Elle sortit alors par la porte et revint à sa loge comme elle en était partie, mais en portant l'enfant devant elle. Sur le chemin du retour, elle ne toucha pas le sol, mais se déplaça comme si elle volait. Elle se souvient d'avoir atteint sa maison et d'y être entrée, tenant le bébé dans ses bras. Son mari était assis et elle lui dit: "Voici ton enfant, prends-le". Elle le lui a tendu. Puis elle s'est retournée, a regardé son lit et a vu son corps allongé sur le lit. Elle ne sait pas comment son esprit est retourné dans son corps, mais lorsqu'elle est revenue à elle, elle était assise. Elle s'est levée et s'est sentie bien. Son corps n'avait pas quitté la loge. Il n'y avait pas de bébé dans la loge.
L'esprit ou le principe vivant d'une personne est appelé son ombre, tasoom, c'est-à-dire l'âme, l'esprit ou la partie spirituelle, et non le corps, la partie immortelle. Le tasoom est également l'ombre de toute chose animée, comme un homme, un cheval, un oiseau ou un chien. Ce n'est pas l'ombre d'un arbre, d'un rocher ou d'un bâtiment. À propos d'un mourant qui a perdu conscience et ne fait que respirer, on peut dire: "Son tasoom a disparu depuis longtemps; il ne fait que respirer."

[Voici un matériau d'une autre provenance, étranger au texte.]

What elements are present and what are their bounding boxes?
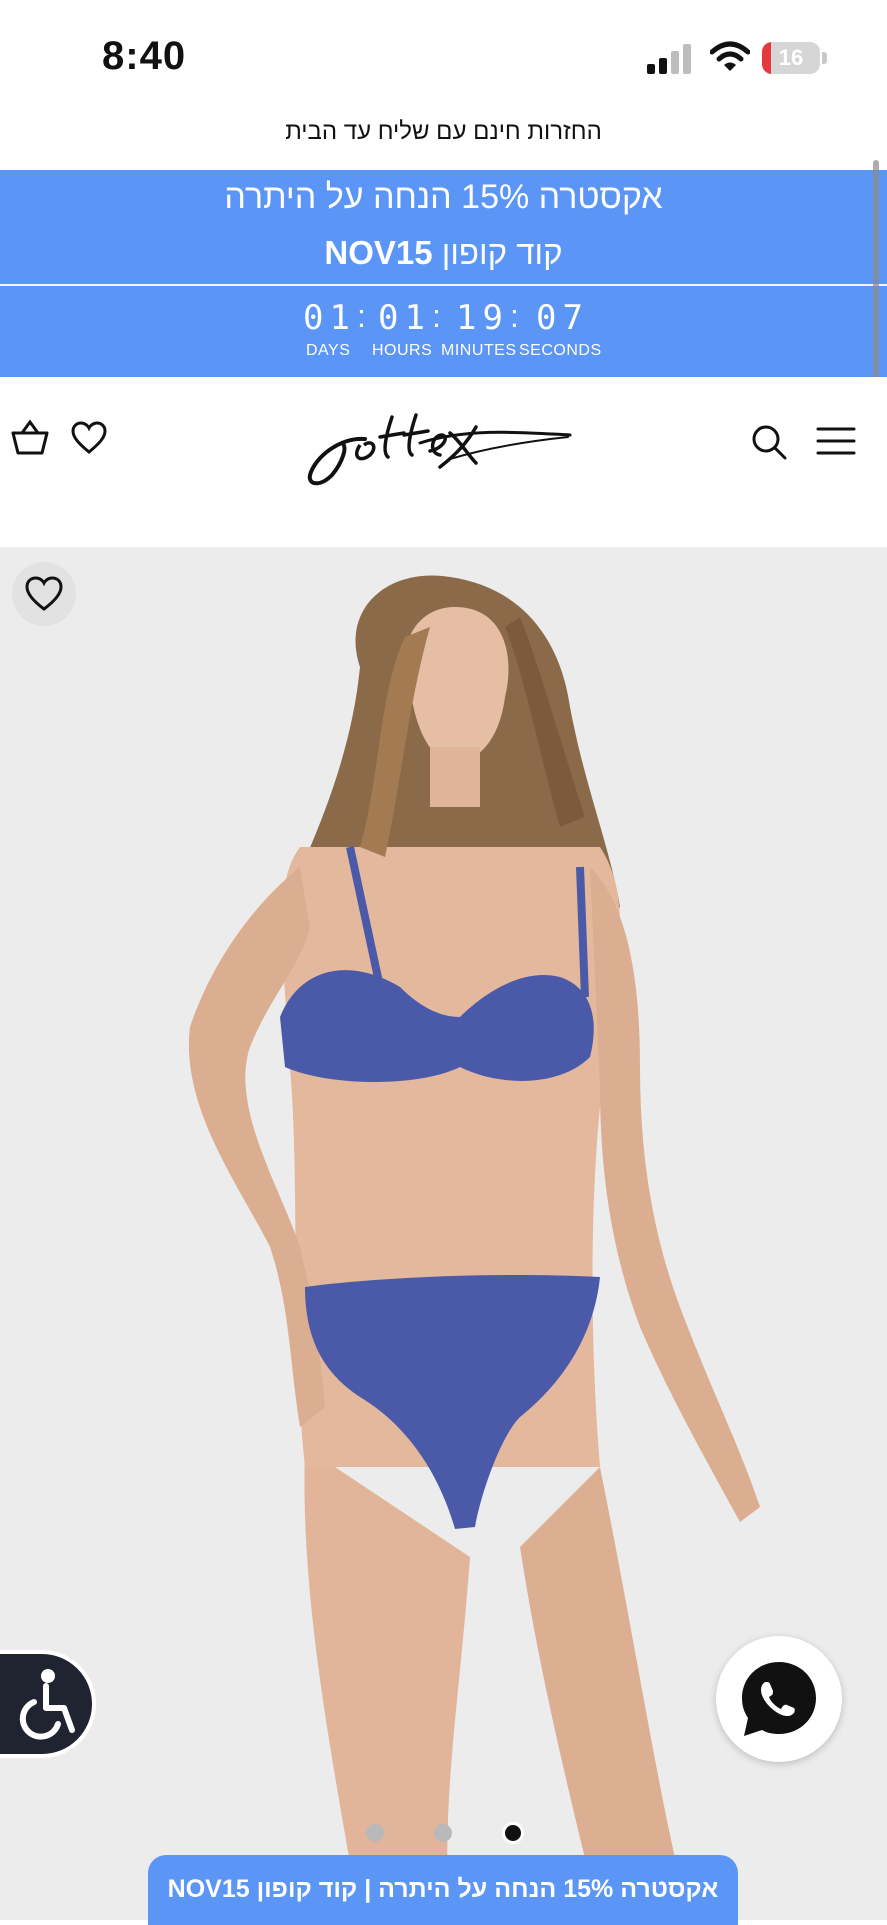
countdown-days: 01 (303, 298, 356, 338)
countdown-minutes: 19 (456, 298, 509, 338)
battery-icon: 16 (762, 42, 828, 76)
countdown-label-hours: HOURS (372, 342, 433, 359)
countdown-seconds: 07 (536, 298, 589, 338)
cart-icon[interactable] (10, 419, 50, 457)
countdown-separator: : (510, 298, 519, 334)
whatsapp-button[interactable] (716, 1636, 842, 1762)
countdown-label-days: DAYS (306, 342, 351, 359)
clock: 8:40 (102, 34, 187, 78)
accessibility-icon (19, 1669, 75, 1740)
wishlist-button[interactable] (12, 562, 76, 626)
coupon-label: קוד קופון (441, 234, 563, 271)
carousel-dot-active[interactable] (502, 1822, 524, 1844)
heart-icon[interactable] (70, 421, 108, 455)
gottex-logo[interactable] (300, 397, 580, 497)
carousel-dot[interactable] (434, 1824, 452, 1842)
battery-level: 16 (778, 45, 804, 70)
promo-coupon: קוד קופון NOV15 (0, 234, 887, 272)
countdown-timer: 01 : 01 : 19 : 07 DAYS HOURS MINUTES SEC… (0, 298, 887, 368)
menu-icon[interactable] (816, 425, 856, 457)
bottom-promo-banner[interactable]: אקסטרה 15% הנחה על היתרה | קוד קופון NOV… (148, 1855, 738, 1925)
countdown-label-minutes: MINUTES (441, 342, 517, 359)
countdown-hours: 01 (378, 298, 431, 338)
shipping-notice: החזרות חינם עם שליח עד הבית (285, 118, 602, 145)
heart-icon (25, 576, 63, 611)
cellular-signal-icon (647, 44, 691, 74)
promo-headline: אקסטרה 15% הנחה על היתרה (224, 178, 663, 216)
search-icon[interactable] (750, 423, 788, 461)
wifi-icon (710, 41, 750, 71)
carousel-dot[interactable] (366, 1824, 384, 1842)
promo-banner[interactable]: אקסטרה 15% הנחה על היתרה קוד קופון NOV15… (0, 170, 887, 377)
status-bar: 8:40 16 (0, 0, 887, 110)
whatsapp-icon (742, 1662, 816, 1736)
countdown-label-seconds: SECONDS (519, 342, 602, 359)
promo-divider (0, 284, 887, 286)
coupon-code: NOV15 (324, 234, 433, 271)
countdown-separator: : (432, 298, 441, 334)
site-header (0, 377, 887, 547)
countdown-separator: : (357, 298, 366, 334)
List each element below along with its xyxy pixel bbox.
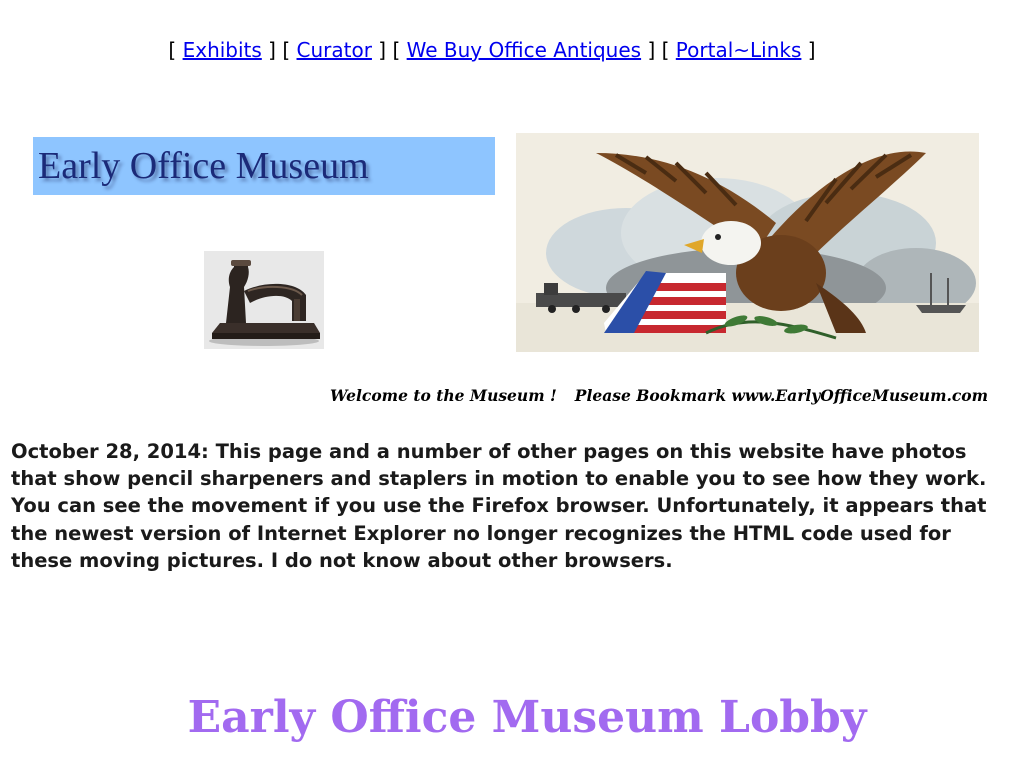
- nav-link-portal-links[interactable]: Portal~Links: [676, 38, 802, 62]
- browser-notice: October 28, 2014: This page and a number…: [11, 440, 987, 572]
- lobby-heading: Early Office Museum Lobby: [187, 692, 867, 743]
- eagle-image: [516, 133, 979, 352]
- nav-link-exhibits[interactable]: Exhibits: [183, 38, 262, 62]
- bookmark-text: Please Bookmark www.EarlyOfficeMuseum.co…: [574, 386, 989, 405]
- nav-bracket-close: ]: [378, 38, 387, 62]
- welcome-text: Welcome to the Museum !: [330, 386, 557, 405]
- nav-link-curator[interactable]: Curator: [297, 38, 372, 62]
- nav-bracket-close: ]: [268, 38, 276, 62]
- site-title: Early Office Museum: [38, 145, 369, 187]
- welcome-banner: Welcome to the Museum ! Please Bookmark w…: [330, 385, 990, 407]
- top-navigation: [ Exhibits ] [ Curator ] [ We Buy Office…: [0, 36, 984, 64]
- nav-bracket-open: [: [392, 38, 401, 62]
- nav-bracket-open: [: [661, 38, 670, 62]
- stapler-image: [204, 251, 324, 349]
- nav-bracket-open: [: [282, 38, 291, 62]
- page: [ Exhibits ] [ Curator ] [ We Buy Office…: [0, 0, 1024, 768]
- nav-bracket-close: ]: [647, 38, 656, 62]
- nav-bracket-close: ]: [807, 38, 816, 62]
- stapler-photo: [204, 251, 324, 349]
- nav-link-we-buy-office-antiques[interactable]: We Buy Office Antiques: [407, 38, 641, 62]
- eagle-illustration: [516, 133, 979, 352]
- nav-bracket-open: [: [168, 38, 177, 62]
- site-banner: Early Office Museum: [33, 137, 495, 195]
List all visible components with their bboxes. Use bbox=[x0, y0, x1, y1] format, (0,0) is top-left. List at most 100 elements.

Ceux qui meurent deviennent des ombres ou des esprits. Si un homme voit son ombre, c'est le signe qu'il va bientôt mourir. Un malade peut faire venir un ami et lui dire: "Eh bien, mon ami, je t'ai fait venir pour te revoir, car je suis sur le point de mourir. J'ai vu mon ombre".
Les femmes voyaient plus souvent leur ombre que les hommes et, chez elles, la vision n'était pas forcément suivie de la mort. Si une vieille femme avait eu très peur, elle pouvait dire: "J'ai eu si peur que j'ai vu mon ombre". L'idée semble être que sa vie a été littéralement effrayée hors de son corps et que, pendant un moment, elle s'est tenue devant elle. L'ombre est une simple forme, que l'on voit pendant un instant, puis qui disparait. Telle une ombre, elle n'a pas de détails, pas de vêtements, pas de traits - une silhouette.
Il y a des années, les Indiens refusaient souvent d'être photographiés, car ils pensaient qu'en emportant la photo, on emportait aussi la vie du sujet, et que l'homme réel mourrait. Ils considéraient l'épreuve photographique comme l'ombre de l'homme. De la même manière, à l'époque où les petits miroirs commerciaux ont fait leur apparition, de nombreuses personnes refusaient de s'y regarder parce qu'elles y verraient leur ombre et que la malchance allait venir.